Disney+ Bandwidth Observations

This will be a brief departure from the automation focused attention that I have been giving to this blog over the past year or so. This week in the United States was the launch of Disney+ streaming service. I have subscribed to it at this point and have found some interesting data based on SNMP polling my network.

This post is about the bandwidth that I am seeing used, not about anything about the service, or if another service is better. I don't have the time for that at this time. This is just about what was an unexpected jump in the bandwidth usage with the new application. But I am very much OK with that as my subscription level is taking care of that.

Streaming Setup

So what this is going to show is numbers with just a single device. So this isn't a full across the board deep test. But it is something to get some numbers out there. My household streaming consists of primarily an Apple TV Full HD (not the 4k one) or an iPad mini streaming.

My broadband provider is a cable service provider that speed tests have shown consistent speeds at around 200 Mbps down, 11 Mbps up.
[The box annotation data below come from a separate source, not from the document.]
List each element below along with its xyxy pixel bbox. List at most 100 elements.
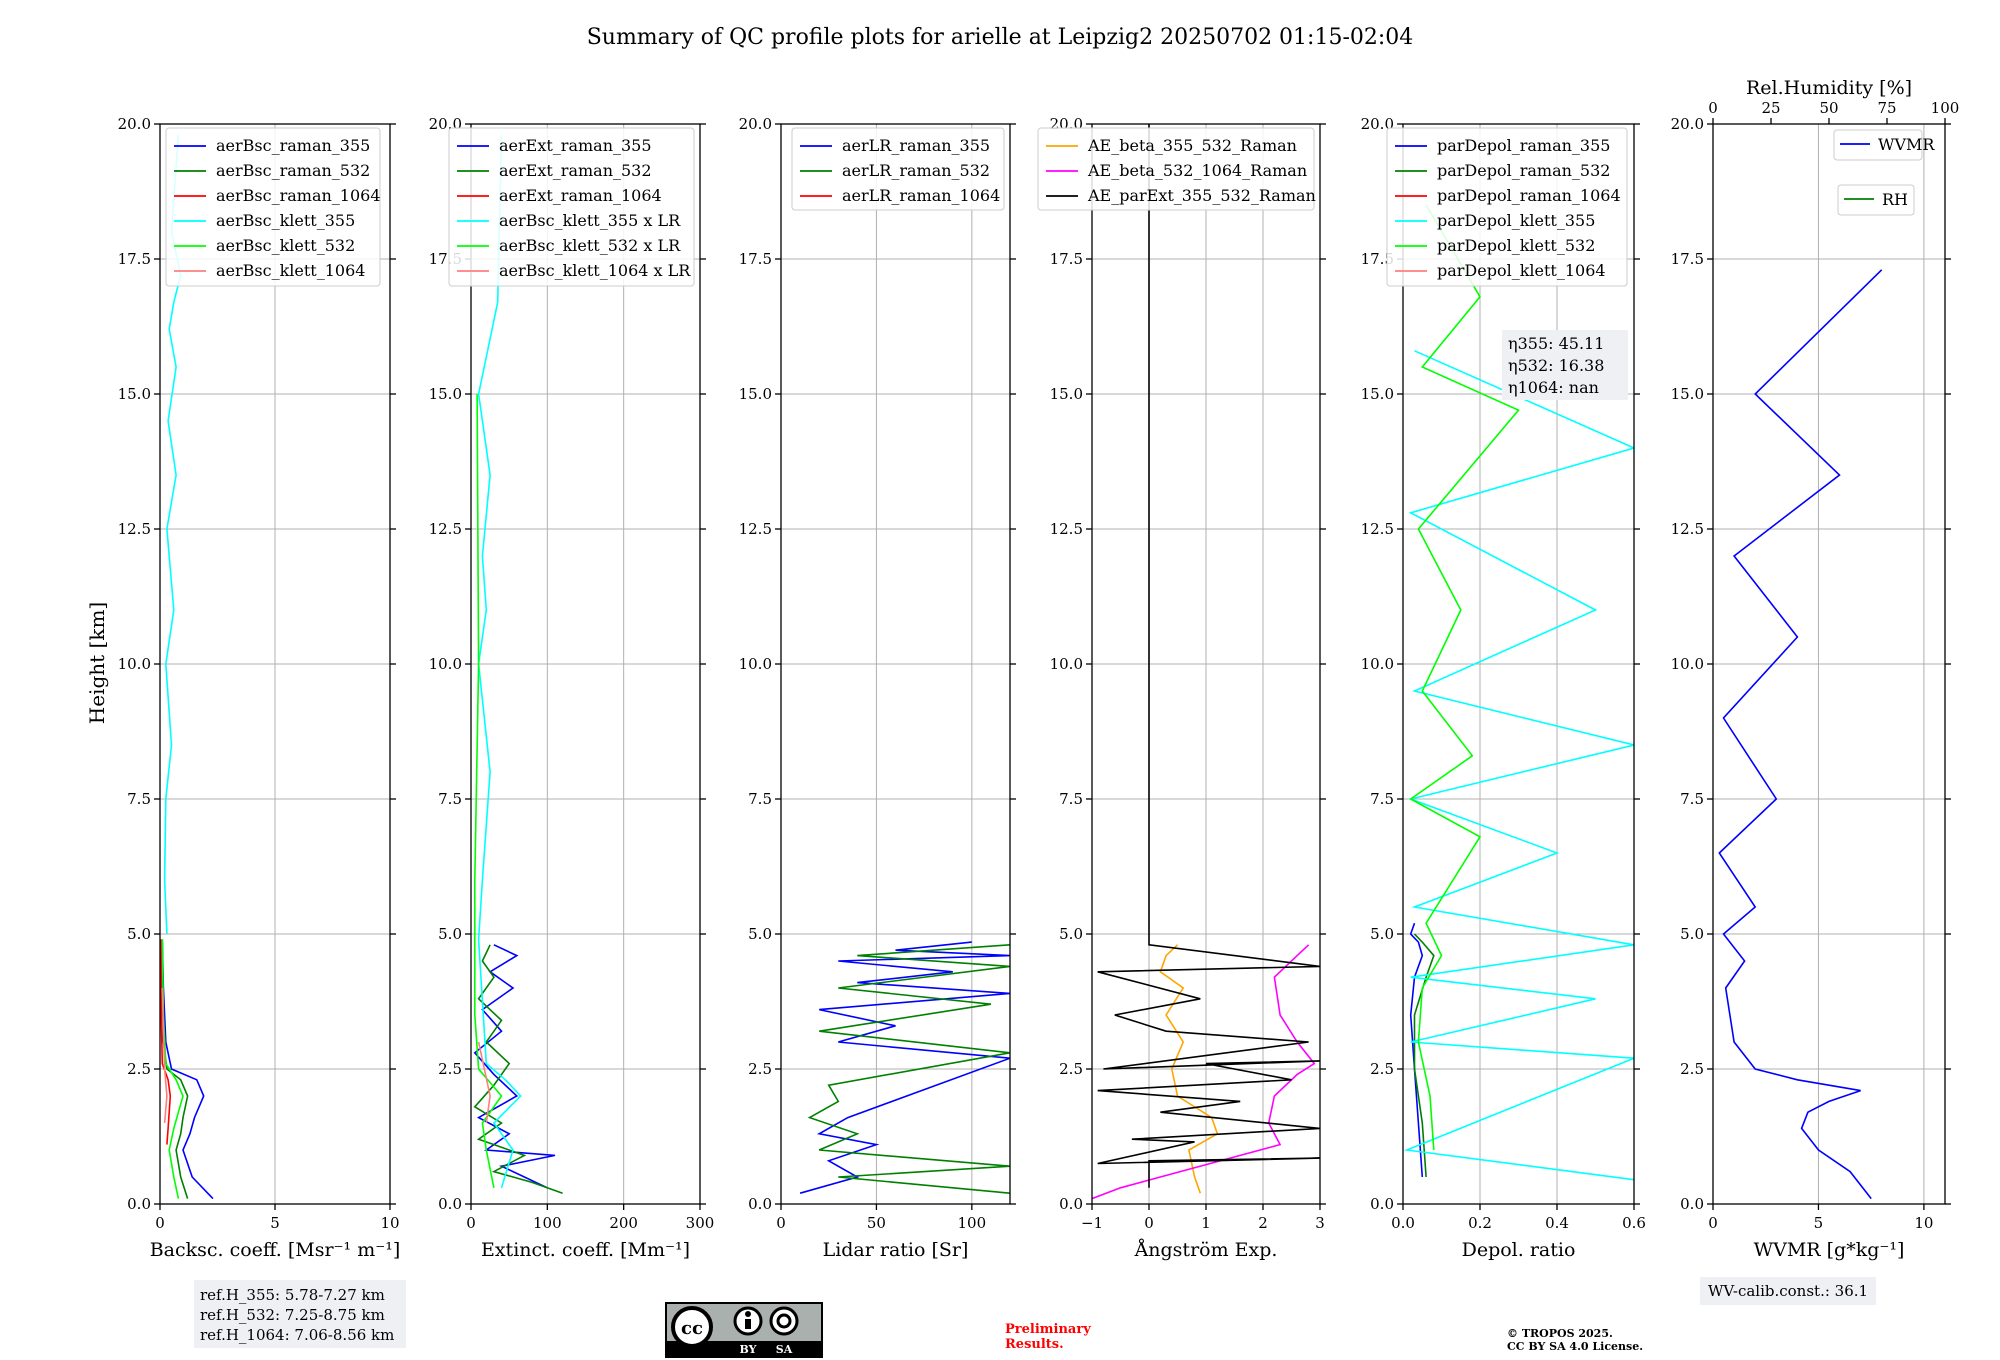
series-line-aerBsc_klett_355 x LR bbox=[477, 134, 522, 1189]
x-tick-label: 10 bbox=[1914, 1214, 1933, 1232]
eta-box bbox=[1502, 330, 1628, 400]
y-tick-label: 15.0 bbox=[429, 385, 462, 403]
series-line-aerBsc_klett_1064 x LR bbox=[477, 1041, 491, 1124]
legend-label: aerBsc_klett_532 bbox=[216, 236, 355, 255]
y-tick-label: 0.0 bbox=[1059, 1195, 1083, 1213]
legend-box bbox=[1386, 127, 1628, 287]
copyright-line-1: © TROPOS 2025. bbox=[1507, 1327, 1613, 1340]
y-tick-label: 10.0 bbox=[1361, 655, 1394, 673]
x-tick-label: 0.0 bbox=[1391, 1214, 1415, 1232]
panel-3: 0.0 2.5 5.0 7.5 10.0 12.5 15.0 17.5 20.0 0 50 100 Li… bbox=[739, 115, 1016, 1261]
legend-label: aerLR_raman_1064 bbox=[842, 186, 1000, 205]
x-tick-label: 0.6 bbox=[1622, 1214, 1646, 1232]
eta-value: η1064: nan bbox=[1508, 378, 1599, 397]
x2-tick-label: 50 bbox=[1819, 99, 1838, 117]
x-axis-label: WVMR [g*kg⁻¹] bbox=[1754, 1239, 1905, 1261]
series-line-aerLR_raman_355 bbox=[799, 941, 1010, 1194]
y-tick-label: 15.0 bbox=[739, 385, 772, 403]
x-tick-label: 0.4 bbox=[1545, 1214, 1569, 1232]
y-tick-label: 5.0 bbox=[748, 925, 772, 943]
y-tick-label: 7.5 bbox=[748, 790, 772, 808]
series-line-aerBsc_raman_1064 bbox=[160, 939, 172, 1145]
y-tick-label: 12.5 bbox=[429, 520, 462, 538]
y-tick-label: 5.0 bbox=[1680, 925, 1704, 943]
preliminary-line-2: Results. bbox=[1005, 1337, 1064, 1352]
y-tick-label: 12.5 bbox=[118, 520, 151, 538]
series-line-parDepol_klett_355 bbox=[1403, 350, 1634, 1181]
series-line-parDepol_klett_532 bbox=[1409, 204, 1520, 1151]
panel-6: 0.02.55.07.510.012.515.017.520.00 5 10WVMR… bbox=[1671, 77, 1960, 1305]
eta-value: η532: 16.38 bbox=[1508, 356, 1604, 375]
legend-label: aerExt_raman_532 bbox=[499, 161, 652, 180]
legend-label: aerBsc_raman_1064 bbox=[216, 186, 381, 205]
y-tick-label: 15.0 bbox=[1361, 385, 1394, 403]
legend-label: aerLR_raman_355 bbox=[842, 136, 990, 155]
legend-label: aerBsc_raman_355 bbox=[216, 136, 370, 155]
x-tick-label: 0 bbox=[466, 1214, 476, 1232]
panel-5: 0.0 2.5 5.0 7.5 10.0 12.5 15.0 17.5 20.0 0.0 0.2 0.… bbox=[1361, 115, 1646, 1261]
figure-title: Summary of QC profile plots for arielle … bbox=[587, 25, 1414, 50]
legend-label: parDepol_raman_355 bbox=[1437, 136, 1610, 155]
series-line-aerExt_raman_532 bbox=[473, 944, 563, 1194]
series-line-AE_parExt_355_532_Raman bbox=[1097, 124, 1320, 1188]
wv-calib-box bbox=[1700, 1277, 1876, 1305]
y-tick-label: 17.5 bbox=[1671, 250, 1704, 268]
x-tick-label: 10 bbox=[380, 1214, 399, 1232]
series-line-aerLR_raman_532 bbox=[807, 944, 1010, 1194]
legend-box bbox=[1833, 129, 1923, 161]
y-tick-label: 17.5 bbox=[739, 250, 772, 268]
y-tick-label: 17.5 bbox=[1361, 250, 1394, 268]
series-line-aerBsc_klett_532 bbox=[161, 939, 184, 1199]
x-axis-label: Backsc. coeff. [Msr⁻¹ m⁻¹] bbox=[150, 1239, 401, 1261]
cc-by-label: BY bbox=[740, 1343, 757, 1356]
wv-calib-text: WV-calib.const.: 36.1 bbox=[1708, 1282, 1868, 1300]
x-tick-label: 5 bbox=[1814, 1214, 1824, 1232]
svg-text:cc: cc bbox=[681, 1318, 703, 1339]
y-axis-label: Height [km] bbox=[85, 602, 109, 724]
preliminary-line-1: Preliminary bbox=[1005, 1322, 1091, 1337]
x-tick-label: 1 bbox=[1201, 1214, 1211, 1232]
x-tick-label: 0 bbox=[1144, 1214, 1154, 1232]
y-tick-label: 15.0 bbox=[1050, 385, 1083, 403]
ref-height-532: ref.H_532: 7.25-8.75 km bbox=[200, 1306, 385, 1324]
y-tick-label: 0.0 bbox=[748, 1195, 772, 1213]
y-tick-label: 5.0 bbox=[1059, 925, 1083, 943]
y-tick-label: 2.5 bbox=[1059, 1060, 1083, 1078]
y-tick-label: 2.5 bbox=[1370, 1060, 1394, 1078]
y-tick-label: 7.5 bbox=[127, 790, 151, 808]
legend-label: aerBsc_klett_1064 bbox=[216, 261, 365, 280]
y-tick-label: 0.0 bbox=[438, 1195, 462, 1213]
y-tick-label: 15.0 bbox=[1671, 385, 1704, 403]
y-tick-label: 12.5 bbox=[1671, 520, 1704, 538]
y-tick-label: 20.0 bbox=[739, 115, 772, 133]
legend-label: parDepol_raman_532 bbox=[1437, 161, 1610, 180]
y-tick-label: 17.5 bbox=[1050, 250, 1083, 268]
legend-box bbox=[448, 127, 695, 287]
legend-label: AE_parExt_355_532_Raman bbox=[1087, 186, 1316, 205]
ref-height-355: ref.H_355: 5.78-7.27 km bbox=[200, 1286, 385, 1304]
cc-by-sa-icon bbox=[671, 1306, 713, 1348]
y-tick-label: 2.5 bbox=[438, 1060, 462, 1078]
panel-4: 0.02.55.07.510.012.515.017.520.0−1 0 1 2 3Ån… bbox=[1037, 115, 1326, 1261]
series-line-aerExt_raman_355 bbox=[473, 944, 556, 1189]
legend-box bbox=[1037, 127, 1315, 211]
y-tick-label: 2.5 bbox=[1680, 1060, 1704, 1078]
x-tick-label: 100 bbox=[958, 1214, 987, 1232]
legend-label: aerBsc_raman_532 bbox=[216, 161, 370, 180]
series-line-aerBsc_klett_1064 bbox=[161, 987, 168, 1124]
x-tick-label: 0.2 bbox=[1468, 1214, 1492, 1232]
panel-1: 0.0 2.5 5.0 7.5 10.0 12.5 15.0 17.5 20.0 0 5 10 Back… bbox=[118, 115, 401, 1261]
y-tick-label: 20.0 bbox=[1671, 115, 1704, 133]
series-line-aerBsc_raman_355 bbox=[161, 939, 214, 1200]
y-tick-label: 10.0 bbox=[429, 655, 462, 673]
legend-box bbox=[791, 127, 1005, 211]
legend-label: aerBsc_klett_1064 x LR bbox=[499, 261, 691, 280]
y-tick-label: 10.0 bbox=[1050, 655, 1083, 673]
x-tick-label: 300 bbox=[686, 1214, 715, 1232]
x-axis-label: Ångström Exp. bbox=[1134, 1239, 1278, 1261]
legend-label: aerBsc_klett_355 x LR bbox=[499, 211, 681, 230]
series-line-AE_beta_532_1064_Raman bbox=[1092, 944, 1316, 1200]
x2-tick-label: 100 bbox=[1931, 99, 1960, 117]
y-tick-label: 2.5 bbox=[127, 1060, 151, 1078]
Streaming Bandwidth Number - Historically

Historically I've always maintained that based on a Netflix stream, or use of PlayStation Vue that an HD stream would use somewhere between 3-5 Mbps of bandwidth on a broadband network. I'll show where that still remains true on the bandwidth graph. That has held true so far.

Disney+ Streaming

So what have I seen at this point from just 2 days of use of Disney+? It uses much more bandwidth than I originally expected, in fact, it has been over double that of Netflix streams. So much more so that the 95th percentile on the home network with just a single stream running has consistently run up to 11 Mbps for my download.

Quality?

From the picture that I have seen, it does look very crisp and clear. Makes sense that there are more bits coming across the wire. I would say that at least in my experience there is a correlation of quality to the amount of bits coming across.

The Netflix subscription is the basic HD level. I have not done that study of what that actually means if that is 720p or 1080p that is coming across. I also do not know what compression there is within the applications.

Graph To Show

Here is the bandwidth graphs. I will try to pretty up the graphics a little more in a future post.

disney_plus_bandwidth.png

The two spikes up to the red line (95th percentile) on the top side of 0 Mbps are the two times that Disney+ was in use. Definitely some good amount of usage there. If you see the other couple of early morning spikes, that is Netflix to an iPad in use. There are some other general streams of data that happen throughout the day as the family jumps in and out of some other streaming services. But nothing close to the Disney+ numbers.

Summary

There has been some negative press around the large launch, although I have not had the experiences. Thus far things have been good, we see that there is more bandwidth utilized from Disney+ launch. At this point a kudos to Disney's CDN providers as well that have been able to push out this kind of data rates. I assume that others are likely having the same bandwidth utilization with the service.

I hope this helps!

I have it on my radar to move to a more modern network graphing setup as well, I'm just not to that point in the home environment yet.